Voice to Parliament another example of Albanese’s aversion to serious change

Support for the referendum on the Voice to Parliament is still plummeting. Polling in the weeks after the date was announced showed an average of just 43 per cent will vote Yes.

A referendum requires not just an overall national majority vote but a majority in four out of six states to succeed. This has become a high bar for the Yes vote to clear.

The biggest problem is the Voice proposal itself. It was designed from the beginning to be acceptable to the Liberal Party, as a toothless advisory body that would be completely under the control of parliament.

As the Nine Papers’ Peter Hartcher put it in his defence of the Voice “there’s nothing so ordinary and innocuous as another advisory group.”

As right-wing opposition to the Voice grew, Albanese and the Yes campaign responded by emphasising how little the Voice would change.

Albanese has said any advice to change Australia Day from 26 January would be rejected. He says the Voice has “nothing to do” with a Treaty, despite supporters of the Voice arguing for years that it was a step towards one given the call for “Voice, Treaty, Truth” in the Uluru Statement.

Instead he says the Voice will focus on health, education, housing and employment.

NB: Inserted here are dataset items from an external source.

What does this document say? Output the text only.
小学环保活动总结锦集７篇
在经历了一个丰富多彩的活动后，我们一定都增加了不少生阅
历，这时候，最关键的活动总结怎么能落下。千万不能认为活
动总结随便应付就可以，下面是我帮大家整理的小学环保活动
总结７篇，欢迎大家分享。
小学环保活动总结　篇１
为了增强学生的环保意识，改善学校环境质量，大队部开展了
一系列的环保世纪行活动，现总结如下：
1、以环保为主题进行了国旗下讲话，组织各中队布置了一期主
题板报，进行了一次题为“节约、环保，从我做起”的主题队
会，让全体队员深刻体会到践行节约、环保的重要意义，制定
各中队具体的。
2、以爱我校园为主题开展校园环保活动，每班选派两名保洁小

But launching the campaign, Albanese even said the Voice would mean “that we save money” through ending wasteful spending—hosing down any idea there would be the funding increase needed for Indigenous communities.

This has undermined enthusiasm for the Voice, fuelled the significant Indigenous opposition and meant the campaign is unable to convince people it will make any real difference.

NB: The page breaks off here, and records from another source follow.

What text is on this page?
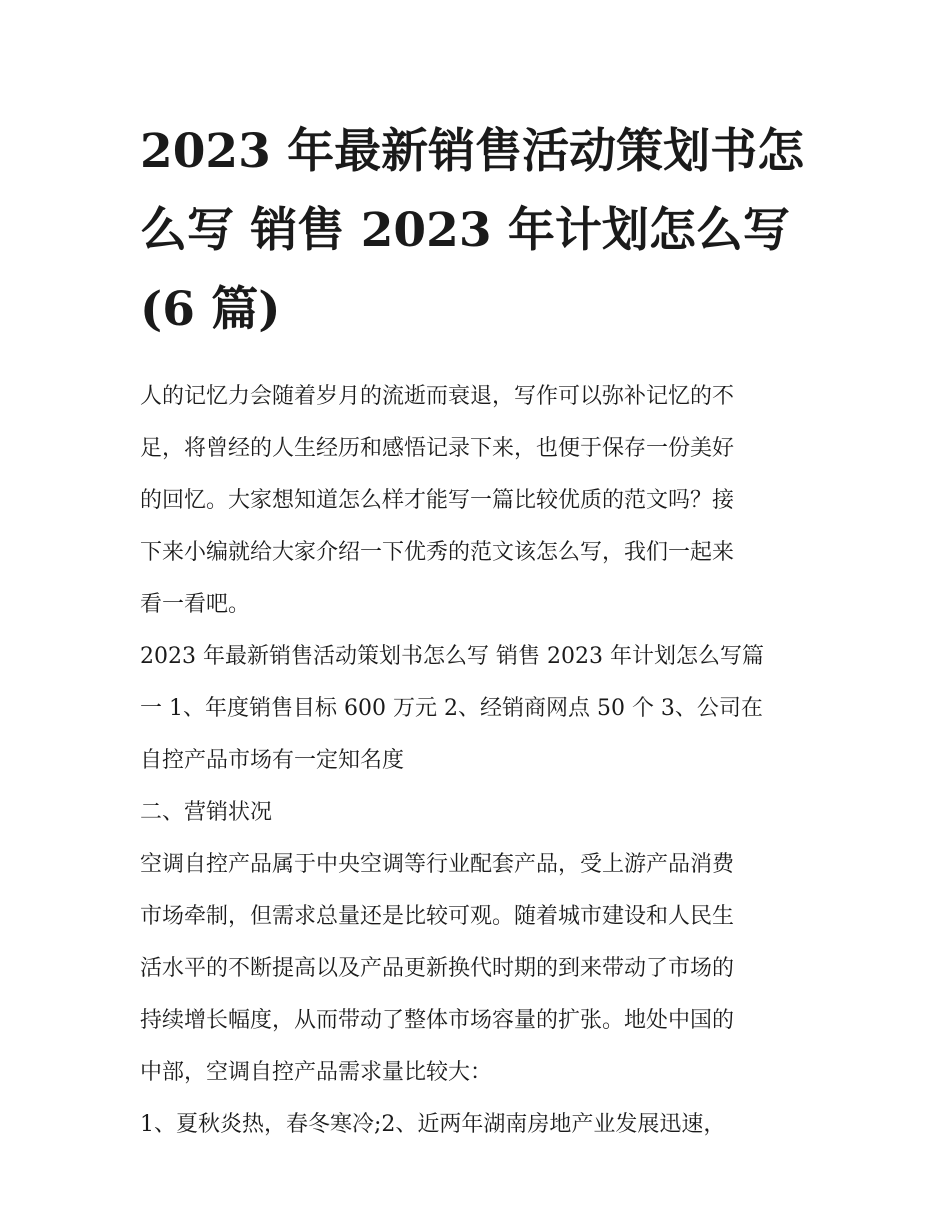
2023 年最新销售活动策划书怎
么写 销售 2023 年计划怎么写
(6 篇)

人的记忆力会随着岁月的流逝而衰退，写作可以弥补记忆的不
足，将曾经的人生经历和感悟记录下来，也便于保存一份美好
的回忆。大家想知道怎么样才能写一篇比较优质的范文吗？接
下来小编就给大家介绍一下优秀的范文该怎么写，我们一起来
看一看吧。

2023 年最新销售活动策划书怎么写 销售 2023 年计划怎么写篇
一 1、年度销售目标 600 万元 2、经销商网点 50 个 3、公司在
自控产品市场有一定知名度

二、营销状况

空调自控产品属于中央空调等行业配套产品，受上游产品消费
市场牵制，但需求总量还是比较可观。随着城市建设和人民生
活水平的不断提高以及产品更新换代时期的到来带动了市场的
持续增长幅度，从而带动了整体市场容量的扩张。地处中国的
中部，空调自控产品需求量比较大：

1、夏秋炎热，春冬寒冷;2、近两年湖南房地产业发展迅速，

Albanese has also fed cynicism about the Voice by refusing to act on issues that matter to Indigenous people such as deaths in custody, child removals, or mining companies destroying Indigenous land.

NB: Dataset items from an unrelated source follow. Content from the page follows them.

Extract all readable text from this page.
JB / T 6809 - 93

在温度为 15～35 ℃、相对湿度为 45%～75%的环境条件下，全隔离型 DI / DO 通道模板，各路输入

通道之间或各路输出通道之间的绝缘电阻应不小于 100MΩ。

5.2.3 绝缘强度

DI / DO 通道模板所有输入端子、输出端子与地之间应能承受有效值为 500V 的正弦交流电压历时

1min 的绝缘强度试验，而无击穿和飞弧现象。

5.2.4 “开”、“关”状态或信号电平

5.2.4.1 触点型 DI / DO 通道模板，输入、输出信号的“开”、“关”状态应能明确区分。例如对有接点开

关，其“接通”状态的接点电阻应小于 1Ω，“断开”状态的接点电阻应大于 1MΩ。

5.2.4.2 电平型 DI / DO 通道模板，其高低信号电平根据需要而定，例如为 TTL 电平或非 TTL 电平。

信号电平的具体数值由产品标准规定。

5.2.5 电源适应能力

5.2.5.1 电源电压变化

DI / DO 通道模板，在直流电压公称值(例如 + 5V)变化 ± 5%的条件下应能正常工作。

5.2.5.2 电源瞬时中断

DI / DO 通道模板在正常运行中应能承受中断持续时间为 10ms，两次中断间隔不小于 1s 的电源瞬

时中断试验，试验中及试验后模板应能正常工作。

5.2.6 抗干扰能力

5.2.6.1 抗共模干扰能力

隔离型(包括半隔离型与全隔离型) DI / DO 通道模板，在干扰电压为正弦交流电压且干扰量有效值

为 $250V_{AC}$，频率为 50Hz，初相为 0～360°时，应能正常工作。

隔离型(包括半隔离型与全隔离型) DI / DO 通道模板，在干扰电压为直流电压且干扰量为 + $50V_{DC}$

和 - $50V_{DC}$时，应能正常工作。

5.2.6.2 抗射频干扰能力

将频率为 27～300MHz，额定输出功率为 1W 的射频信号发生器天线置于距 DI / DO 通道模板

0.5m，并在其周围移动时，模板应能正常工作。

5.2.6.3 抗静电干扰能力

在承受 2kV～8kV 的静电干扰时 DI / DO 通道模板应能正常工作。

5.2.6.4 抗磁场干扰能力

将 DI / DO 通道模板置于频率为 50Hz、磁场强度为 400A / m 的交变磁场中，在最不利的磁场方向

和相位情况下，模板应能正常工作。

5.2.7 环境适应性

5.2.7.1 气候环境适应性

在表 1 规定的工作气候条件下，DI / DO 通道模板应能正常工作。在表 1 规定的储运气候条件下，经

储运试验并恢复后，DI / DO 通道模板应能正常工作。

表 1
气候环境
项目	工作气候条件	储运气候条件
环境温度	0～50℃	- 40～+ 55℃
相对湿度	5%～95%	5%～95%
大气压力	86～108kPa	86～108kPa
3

The corporate branding of the Yes campaign has shown how distant the campaign is from the lives of Indigenous people. The bosses of Wesfarmers and BHP are on the board of the Yes campaign as are Liberal party stalwarts Tony Nutt and Mark Textor.

Albanese even wore a Rio Tinto shirt to a press conference to show his support for the mining companies.

Albanese has said nothing about the Queensland Labor government’s disgusting decision in late August to override its own Human Rights Act to allow Indigenous children as young as ten to be legally imprisoned in police watch houses.

Peter Dutton and the No campaign are doing everything they can to create division and encourage racism.

Some are already taking the falling support for the Voice as a sign that the problem is ordinary people. Aboriginal author Jackie Huggins has said that “This is a referendum on what people think of us.”

But the real blame lies with Albanese for running a tokenistic referendum that offers no power to Indigenous people. He is more interested in his government’s image than in real action on Indigenous rights.

The Yes campaign can’t build enthusiasm for a fight for Indigenous rights because the Voice isn’t offering any real rights.

Solidarity members will vote Yes. But whether the corporate Yes campaign or the racist No campaign wins, to challenge the institutional racism of the police, the courts and corporate Australia we will need to revive the protest movement and build the grassroots, united black and white struggle with the power to fight the system.

Labor’s right-wing agenda

Albanese has used the referendum to give the government a progressive fig leaf, but Labor’s deeply right-wing agenda is becoming harder to hide.

It was blatant war mongering at Labor’s National Conference in August, where Albanese forced through a vote in support of the $368 billion AUKUS nuclear submarines.

Albanese will do anything to prop up Australian corporate profits; happy to help protect Qantas and its $2.47 billion profits by refusing to allow extra Qatar Airway flights, but was silent about the 1700 workers illegally sacked by Qantas during the pandemic.

Meanwhile Employment minister Tony Burke is talking up the impact of the Closing the Loophole legislation for gig economy and labour hire workers. But, despite the noises from the Business Council, Labor’s legislation will still allow businesses to steal superannuation, pay less than the minimum wage to gig economy workers, and it won’t criminalise “accidental” wage theft.

Labor won’t act on the cost of living, or challenge corporate power, but workers can. Workers at Chevron’s offshore Gorgon and Wheatstone gas projects in WA have flexed their muscles, with the potential to hit Chevron’s multi-billion profits by cutting up to seven per cent of the world’s gas supplies.

University staff at Melbourne Uni, RMIT and other Victorian universities are continuing industrial action with claims for above inflation pay, and for secure jobs to cut casualisation.

It is strike action that can confront the bosses’ power and challenge Labor’s protection racket for corporate Australia head on. Whether it’s Aboriginal rights, climate or cost of living, building strikes, protests, and movements on the streets is what is needed to win real change.